One way to think about this is the bridge and the gap. A bridge connects your work to prior work—it “builds on,” which you’ve probably seen a lot: “This research builds on…” That’s a bridge. It’s taking us somewhere new.
But a gap is something different. It’s what the literature hasn’t done. That could mean something hasn’t been analyzed at all—an empirical gap. Or it’s been analyzed, but in the wrong way—or missing something crucial. That’s a conceptual gap. Either way, you’re explaining that something is missing.
And this sets up just enough tension—not suspense, per se—but that sense of “we thought we had this figured out… but actually, there’s more.” It makes the reader think: Oh. I want to know why we missed that.
How Does This Look on the Page?
So then the big question: How does this look on the page? Because I know you’re probably like, “This all sounds good… but how do I write it?”
First, think about your introduction length. In earlier episodes, I talked about that too. You don’t have to be rigid, like “It must be exactly 15 pages.” No. But you do want to be intentional. If you promised your publisher a book of 80,000 words, how many words go to the intro? You don’t want to overdo it.

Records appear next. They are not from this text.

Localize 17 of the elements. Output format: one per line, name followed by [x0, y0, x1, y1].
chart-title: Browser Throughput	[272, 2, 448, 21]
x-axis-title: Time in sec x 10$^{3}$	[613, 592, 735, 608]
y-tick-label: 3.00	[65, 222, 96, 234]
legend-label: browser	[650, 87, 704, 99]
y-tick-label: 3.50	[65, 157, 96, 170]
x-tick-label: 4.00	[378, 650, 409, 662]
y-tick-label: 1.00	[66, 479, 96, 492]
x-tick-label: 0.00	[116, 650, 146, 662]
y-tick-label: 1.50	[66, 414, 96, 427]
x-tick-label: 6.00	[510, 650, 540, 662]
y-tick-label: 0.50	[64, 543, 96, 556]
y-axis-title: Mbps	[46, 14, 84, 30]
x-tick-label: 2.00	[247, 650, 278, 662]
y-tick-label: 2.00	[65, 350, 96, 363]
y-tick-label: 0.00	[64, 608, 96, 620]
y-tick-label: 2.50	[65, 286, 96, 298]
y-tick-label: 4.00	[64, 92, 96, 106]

Second, don’t waste real estate with things like really long quotes. You’re not trying to prove you read the book—that was the dissertation’s job.
Let your endnotes or footnotes do some heavy lifting. When you say “scholars have argued,” you can list those scholars in a footnote instead of naming them all in the intro. You’re still citing ethically—just not spending paragraphs on things your audience already knows.
Focus on analysis, not summary. That means talking about scholars in the plural: schools of thought, established debates, emerging conversations. You might say, “This idea, most persuasively argued by…” or “A line of inquiry led by…” You’re grounding your work—but you’re getting out of the listing mindset.
Now, you know I don’t like to give hard word counts—but this section of the introduction? It could be around six pages, maybe a bit more. But again, don’t write to the number—write to the function. Does each paragraph earn its place?
And the best way to figure that out? Read introductions. Especially first books. Look at how other scholars do it. Not just what they say—but how they structure it.
Watch for red flags:
- Too many block quotes
- Long lists of scholars
- Too much context that belongs elsewhere (e.g., appendix or methodology)
Be thoughtful about where everything goes.
Summary
So, to summarize:
- A dissertation has a more extensive, summary-based literature review.
- A book has a more concise, analytical literature review that is folded into the introduction.
It’s not that you don’t discuss secondary literature in a book—you absolutely do. You just do it very differently.
If you’re saying, “I already did all of this in my dissertation—it was short,” that’s great. Go ahead and fold it in. But if you had a long literature review—twenty-plus pages? That’s not going in the book as-is.
Final Thoughts
I’ll share some resources in the show notes—some of my writing about the difference between dissertations and books—to help you out.
In the meantime, go back to the books you admire. Look closely at the introductions. How do those authors—especially first-time authors—talk about secondary literature? Do they summarize in a paragraph? Do they cluster ideas by theme?
That’s what you want to notice. Not just what they say—but how they say it.
Closing
As always, I hope this was helpful. We’ll be back next week with our final episode in the series.
Until then, be well, and I’ll talk to you soon.
Thank you so much for listening to today’s episode.
Remember: writing an academic book is challenging, but that doesn’t mean you have to overcomplicate it.